US 11,860,977 B1
Hierarchical graph neural networks for visual clustering
Yifan Xing, Bellevue, WA (US); Tianjun Xiao, Nanjing (CN); Tong He, Shanghai (CN); Yongxin Wang, Seattle, WA (US); Yuanjun Xiong, Seattle, WA (US); Wei Xia, Seattle, WA (US); David Paul Wipf, Jing'An (CN); Zheng Zhang, Shanghai (CN); and Stefano Soatto, Pasadena, CA (US)
Assigned to Amazon Technologies, Inc., Seattle, WA (US)
Filed by Amazon Technologies, Inc., Seattle, WA (US)
Filed on May 4, 2021, as Appl. No. 17/307,701.
Int. Cl. G06F 18/2323 (2023.01); G06N 20/00 (2019.01); G06F 18/2415 (2023.01); G06F 18/23213 (2023.01); G06F 18/2413 (2023.01)
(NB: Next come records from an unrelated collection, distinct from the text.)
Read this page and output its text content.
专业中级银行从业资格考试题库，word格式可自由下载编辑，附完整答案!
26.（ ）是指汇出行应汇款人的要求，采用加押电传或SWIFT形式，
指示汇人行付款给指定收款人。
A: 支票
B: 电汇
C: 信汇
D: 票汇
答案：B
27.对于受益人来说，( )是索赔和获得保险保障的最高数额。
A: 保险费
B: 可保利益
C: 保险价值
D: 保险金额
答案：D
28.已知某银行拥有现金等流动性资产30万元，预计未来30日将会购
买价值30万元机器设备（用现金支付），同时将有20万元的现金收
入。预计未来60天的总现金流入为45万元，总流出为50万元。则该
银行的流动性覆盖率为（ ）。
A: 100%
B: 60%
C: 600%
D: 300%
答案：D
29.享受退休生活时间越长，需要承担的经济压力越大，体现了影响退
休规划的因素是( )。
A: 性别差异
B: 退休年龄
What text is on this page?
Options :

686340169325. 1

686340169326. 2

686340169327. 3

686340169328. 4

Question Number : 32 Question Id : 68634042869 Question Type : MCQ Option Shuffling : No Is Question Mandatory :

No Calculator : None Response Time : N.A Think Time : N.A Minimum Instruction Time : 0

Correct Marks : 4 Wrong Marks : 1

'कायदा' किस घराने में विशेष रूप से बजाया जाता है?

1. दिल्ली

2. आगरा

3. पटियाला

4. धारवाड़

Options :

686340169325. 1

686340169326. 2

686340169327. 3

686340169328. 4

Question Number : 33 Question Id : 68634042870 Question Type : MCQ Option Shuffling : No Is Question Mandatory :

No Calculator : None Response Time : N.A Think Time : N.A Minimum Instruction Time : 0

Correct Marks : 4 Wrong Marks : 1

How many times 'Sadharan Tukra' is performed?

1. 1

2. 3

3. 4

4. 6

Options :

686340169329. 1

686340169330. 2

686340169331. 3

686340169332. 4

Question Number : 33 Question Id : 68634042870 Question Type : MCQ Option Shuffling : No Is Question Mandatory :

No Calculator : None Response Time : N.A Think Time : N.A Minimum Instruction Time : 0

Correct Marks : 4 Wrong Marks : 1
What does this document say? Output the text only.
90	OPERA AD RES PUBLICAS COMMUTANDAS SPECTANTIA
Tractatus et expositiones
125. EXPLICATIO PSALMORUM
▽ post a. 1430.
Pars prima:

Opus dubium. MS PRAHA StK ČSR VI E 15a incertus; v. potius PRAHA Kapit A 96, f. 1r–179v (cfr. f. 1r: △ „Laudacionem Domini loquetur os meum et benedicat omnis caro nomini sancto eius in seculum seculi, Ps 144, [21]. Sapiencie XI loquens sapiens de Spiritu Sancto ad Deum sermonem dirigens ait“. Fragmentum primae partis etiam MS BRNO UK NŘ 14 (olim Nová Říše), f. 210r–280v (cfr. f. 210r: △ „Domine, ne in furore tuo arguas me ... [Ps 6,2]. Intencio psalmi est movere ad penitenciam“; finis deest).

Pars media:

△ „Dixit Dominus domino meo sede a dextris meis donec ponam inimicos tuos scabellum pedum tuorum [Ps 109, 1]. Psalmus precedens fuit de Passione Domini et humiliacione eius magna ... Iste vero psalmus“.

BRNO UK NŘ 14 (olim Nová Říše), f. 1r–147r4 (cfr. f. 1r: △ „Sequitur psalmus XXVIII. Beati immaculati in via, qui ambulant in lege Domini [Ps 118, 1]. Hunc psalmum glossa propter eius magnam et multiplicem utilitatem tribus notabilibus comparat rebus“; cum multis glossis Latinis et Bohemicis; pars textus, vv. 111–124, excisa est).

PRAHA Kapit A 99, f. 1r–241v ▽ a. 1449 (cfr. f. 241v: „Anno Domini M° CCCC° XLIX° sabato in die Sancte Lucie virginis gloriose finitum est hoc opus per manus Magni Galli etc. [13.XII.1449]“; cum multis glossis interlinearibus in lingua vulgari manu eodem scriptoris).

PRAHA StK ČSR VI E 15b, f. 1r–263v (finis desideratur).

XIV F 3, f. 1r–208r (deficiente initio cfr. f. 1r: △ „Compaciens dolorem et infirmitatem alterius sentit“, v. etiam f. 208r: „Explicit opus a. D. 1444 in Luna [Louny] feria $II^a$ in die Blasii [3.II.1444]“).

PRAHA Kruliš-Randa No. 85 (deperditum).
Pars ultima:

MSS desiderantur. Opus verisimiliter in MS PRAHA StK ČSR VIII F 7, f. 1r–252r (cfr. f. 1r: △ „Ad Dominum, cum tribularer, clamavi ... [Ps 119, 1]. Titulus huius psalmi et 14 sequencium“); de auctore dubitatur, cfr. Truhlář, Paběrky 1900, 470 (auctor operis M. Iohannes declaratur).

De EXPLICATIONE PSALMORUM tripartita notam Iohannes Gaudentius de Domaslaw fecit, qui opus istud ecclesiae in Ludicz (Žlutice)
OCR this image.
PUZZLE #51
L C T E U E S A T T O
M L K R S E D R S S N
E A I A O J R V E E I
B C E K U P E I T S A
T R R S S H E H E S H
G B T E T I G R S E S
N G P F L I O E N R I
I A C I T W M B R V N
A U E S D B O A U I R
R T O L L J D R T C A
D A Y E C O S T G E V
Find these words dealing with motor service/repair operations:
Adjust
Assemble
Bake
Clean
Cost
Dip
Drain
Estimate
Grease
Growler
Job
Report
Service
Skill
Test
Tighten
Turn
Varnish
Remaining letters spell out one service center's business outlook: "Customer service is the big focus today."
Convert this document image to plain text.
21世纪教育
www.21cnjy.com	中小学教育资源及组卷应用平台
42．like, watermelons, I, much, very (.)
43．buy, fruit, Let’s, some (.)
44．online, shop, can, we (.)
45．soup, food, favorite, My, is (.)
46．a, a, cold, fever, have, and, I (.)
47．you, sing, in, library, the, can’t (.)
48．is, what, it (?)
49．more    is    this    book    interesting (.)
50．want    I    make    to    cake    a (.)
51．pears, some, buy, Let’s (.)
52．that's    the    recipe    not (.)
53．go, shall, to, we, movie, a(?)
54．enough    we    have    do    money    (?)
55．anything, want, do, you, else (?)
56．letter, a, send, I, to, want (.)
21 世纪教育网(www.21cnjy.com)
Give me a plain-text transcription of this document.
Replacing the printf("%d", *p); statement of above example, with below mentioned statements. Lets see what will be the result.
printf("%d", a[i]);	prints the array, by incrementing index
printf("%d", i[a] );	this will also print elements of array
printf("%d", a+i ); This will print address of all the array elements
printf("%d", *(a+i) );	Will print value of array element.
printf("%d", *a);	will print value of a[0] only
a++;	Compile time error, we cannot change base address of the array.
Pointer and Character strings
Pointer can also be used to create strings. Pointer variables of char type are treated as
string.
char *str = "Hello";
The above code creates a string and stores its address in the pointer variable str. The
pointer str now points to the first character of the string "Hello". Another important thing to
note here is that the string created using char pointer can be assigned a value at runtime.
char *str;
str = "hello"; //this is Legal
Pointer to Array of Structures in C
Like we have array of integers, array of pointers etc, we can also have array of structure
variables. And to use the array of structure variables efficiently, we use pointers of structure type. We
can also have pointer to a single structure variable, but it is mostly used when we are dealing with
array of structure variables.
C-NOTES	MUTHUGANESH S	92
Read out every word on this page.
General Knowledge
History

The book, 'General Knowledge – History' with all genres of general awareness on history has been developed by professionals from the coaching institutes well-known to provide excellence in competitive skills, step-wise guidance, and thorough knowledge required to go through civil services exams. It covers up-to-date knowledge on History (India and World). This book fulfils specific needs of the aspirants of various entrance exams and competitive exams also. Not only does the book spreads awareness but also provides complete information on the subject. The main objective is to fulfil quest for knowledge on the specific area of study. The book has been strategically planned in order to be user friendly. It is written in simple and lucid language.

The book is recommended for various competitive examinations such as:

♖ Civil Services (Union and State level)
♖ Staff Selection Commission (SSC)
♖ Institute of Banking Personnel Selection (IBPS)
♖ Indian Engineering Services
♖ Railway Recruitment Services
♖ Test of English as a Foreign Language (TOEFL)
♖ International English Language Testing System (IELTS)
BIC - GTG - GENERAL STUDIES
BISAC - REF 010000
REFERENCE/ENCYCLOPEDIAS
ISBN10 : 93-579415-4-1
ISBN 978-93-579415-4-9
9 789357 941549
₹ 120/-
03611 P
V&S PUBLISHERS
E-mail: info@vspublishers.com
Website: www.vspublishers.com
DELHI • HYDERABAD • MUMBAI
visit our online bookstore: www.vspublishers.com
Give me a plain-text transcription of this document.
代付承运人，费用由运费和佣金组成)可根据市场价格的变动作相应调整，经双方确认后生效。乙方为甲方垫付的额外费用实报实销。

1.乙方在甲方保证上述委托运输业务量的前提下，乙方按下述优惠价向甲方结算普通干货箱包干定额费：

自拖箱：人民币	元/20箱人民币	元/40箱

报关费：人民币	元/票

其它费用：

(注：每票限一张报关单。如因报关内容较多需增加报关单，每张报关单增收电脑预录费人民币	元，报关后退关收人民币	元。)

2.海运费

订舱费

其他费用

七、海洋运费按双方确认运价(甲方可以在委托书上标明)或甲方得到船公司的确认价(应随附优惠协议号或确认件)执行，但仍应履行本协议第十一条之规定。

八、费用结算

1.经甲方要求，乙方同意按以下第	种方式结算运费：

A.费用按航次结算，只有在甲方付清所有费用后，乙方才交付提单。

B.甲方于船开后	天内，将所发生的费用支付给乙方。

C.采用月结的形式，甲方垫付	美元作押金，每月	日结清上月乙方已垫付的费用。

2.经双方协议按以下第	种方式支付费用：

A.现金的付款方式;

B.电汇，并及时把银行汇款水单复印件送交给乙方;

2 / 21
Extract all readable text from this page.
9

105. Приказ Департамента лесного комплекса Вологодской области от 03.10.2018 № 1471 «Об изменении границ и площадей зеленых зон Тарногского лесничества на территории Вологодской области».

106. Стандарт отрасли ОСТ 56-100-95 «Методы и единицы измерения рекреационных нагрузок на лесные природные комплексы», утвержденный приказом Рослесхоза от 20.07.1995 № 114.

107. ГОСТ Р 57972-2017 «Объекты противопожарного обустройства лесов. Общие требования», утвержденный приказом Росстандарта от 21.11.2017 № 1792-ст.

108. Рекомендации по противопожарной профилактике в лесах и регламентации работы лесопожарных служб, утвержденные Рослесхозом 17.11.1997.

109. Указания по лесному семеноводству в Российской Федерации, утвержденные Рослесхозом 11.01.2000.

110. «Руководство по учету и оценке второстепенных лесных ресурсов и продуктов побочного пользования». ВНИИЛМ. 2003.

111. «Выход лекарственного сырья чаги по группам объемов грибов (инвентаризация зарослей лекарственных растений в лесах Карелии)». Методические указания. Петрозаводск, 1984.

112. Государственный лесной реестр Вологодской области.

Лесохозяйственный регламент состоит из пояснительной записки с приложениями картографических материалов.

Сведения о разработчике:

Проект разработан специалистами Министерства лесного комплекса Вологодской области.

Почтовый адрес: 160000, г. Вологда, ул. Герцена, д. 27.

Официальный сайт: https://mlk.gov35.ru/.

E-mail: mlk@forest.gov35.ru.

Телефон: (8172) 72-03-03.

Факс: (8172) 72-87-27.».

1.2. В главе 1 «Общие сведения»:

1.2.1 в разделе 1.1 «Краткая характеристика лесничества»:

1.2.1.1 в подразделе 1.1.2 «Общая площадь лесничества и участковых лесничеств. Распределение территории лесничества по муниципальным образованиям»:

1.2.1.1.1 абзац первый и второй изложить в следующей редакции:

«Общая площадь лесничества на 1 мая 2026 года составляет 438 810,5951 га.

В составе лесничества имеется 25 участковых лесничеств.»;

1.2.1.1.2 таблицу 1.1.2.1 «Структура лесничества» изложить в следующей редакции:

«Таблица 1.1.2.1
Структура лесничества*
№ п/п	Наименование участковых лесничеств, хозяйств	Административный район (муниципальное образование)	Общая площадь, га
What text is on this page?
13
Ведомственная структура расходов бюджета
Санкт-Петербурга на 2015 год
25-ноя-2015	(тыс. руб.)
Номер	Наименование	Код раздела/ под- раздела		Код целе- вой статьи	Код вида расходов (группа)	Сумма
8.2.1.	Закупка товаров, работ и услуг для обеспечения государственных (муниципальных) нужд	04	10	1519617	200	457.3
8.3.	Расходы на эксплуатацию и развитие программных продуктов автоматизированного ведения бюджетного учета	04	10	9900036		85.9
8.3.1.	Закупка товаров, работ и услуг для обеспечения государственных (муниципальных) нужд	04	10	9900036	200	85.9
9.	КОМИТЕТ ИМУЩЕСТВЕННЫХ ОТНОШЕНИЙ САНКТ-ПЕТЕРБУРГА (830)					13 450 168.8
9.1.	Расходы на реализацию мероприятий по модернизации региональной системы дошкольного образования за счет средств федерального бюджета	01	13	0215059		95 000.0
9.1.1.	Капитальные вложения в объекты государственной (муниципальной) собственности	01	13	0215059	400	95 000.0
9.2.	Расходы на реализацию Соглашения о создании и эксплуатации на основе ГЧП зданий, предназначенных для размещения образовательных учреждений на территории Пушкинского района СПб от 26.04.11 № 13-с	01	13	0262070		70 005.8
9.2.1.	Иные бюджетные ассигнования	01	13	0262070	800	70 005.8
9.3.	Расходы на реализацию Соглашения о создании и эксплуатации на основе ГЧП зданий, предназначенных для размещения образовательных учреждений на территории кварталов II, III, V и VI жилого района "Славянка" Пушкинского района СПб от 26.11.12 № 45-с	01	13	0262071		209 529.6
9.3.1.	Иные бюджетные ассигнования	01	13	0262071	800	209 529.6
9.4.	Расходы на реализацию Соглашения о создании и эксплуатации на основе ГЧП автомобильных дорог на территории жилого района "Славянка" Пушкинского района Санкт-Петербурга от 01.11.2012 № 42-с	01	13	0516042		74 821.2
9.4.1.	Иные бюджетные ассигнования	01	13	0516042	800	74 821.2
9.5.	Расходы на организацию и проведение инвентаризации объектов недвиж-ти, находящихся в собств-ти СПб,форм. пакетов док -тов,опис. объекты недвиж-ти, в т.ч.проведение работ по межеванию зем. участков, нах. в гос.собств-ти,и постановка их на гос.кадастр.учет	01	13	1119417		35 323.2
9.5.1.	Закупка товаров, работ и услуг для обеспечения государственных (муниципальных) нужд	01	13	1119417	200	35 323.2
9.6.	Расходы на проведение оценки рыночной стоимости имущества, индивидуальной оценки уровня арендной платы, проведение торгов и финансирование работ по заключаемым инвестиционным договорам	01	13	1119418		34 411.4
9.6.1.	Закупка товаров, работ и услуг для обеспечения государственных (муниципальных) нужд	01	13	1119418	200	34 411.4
CPC G06F 18/2323 (2023.01) [G06F 18/23213 (2023.01); G06F 18/2415 (2023.01); G06F 18/24147 (2023.01); G06N 20/00 (2019.01)] 20 Claims
OG exemplary drawing
 
1. A computer-implemented method comprising:
generating a k-nearest neighbors graph comprising a first plurality of nodes connected by a first plurality of edges for a set of visual embeddings from a dataset of images where k is a positive integer;
generating, by a machine learning model for an input of the k-nearest neighbors graph, a linkage probability for each of the first plurality of edges that indicates a probability that an edge is linking nodes that have a same class;
generating, by the machine learning model, a density probability for each of the first plurality of nodes that indicates a probability that a node is a center of a class of its k-nearest neighbors;
merging the first plurality of nodes into a second plurality of nodes, having fewer nodes than the first plurality of nodes, based at least in part on the linkage probabilities and the density probabilities; and
generating a graph comprising the second plurality of nodes connected by a second plurality of edges.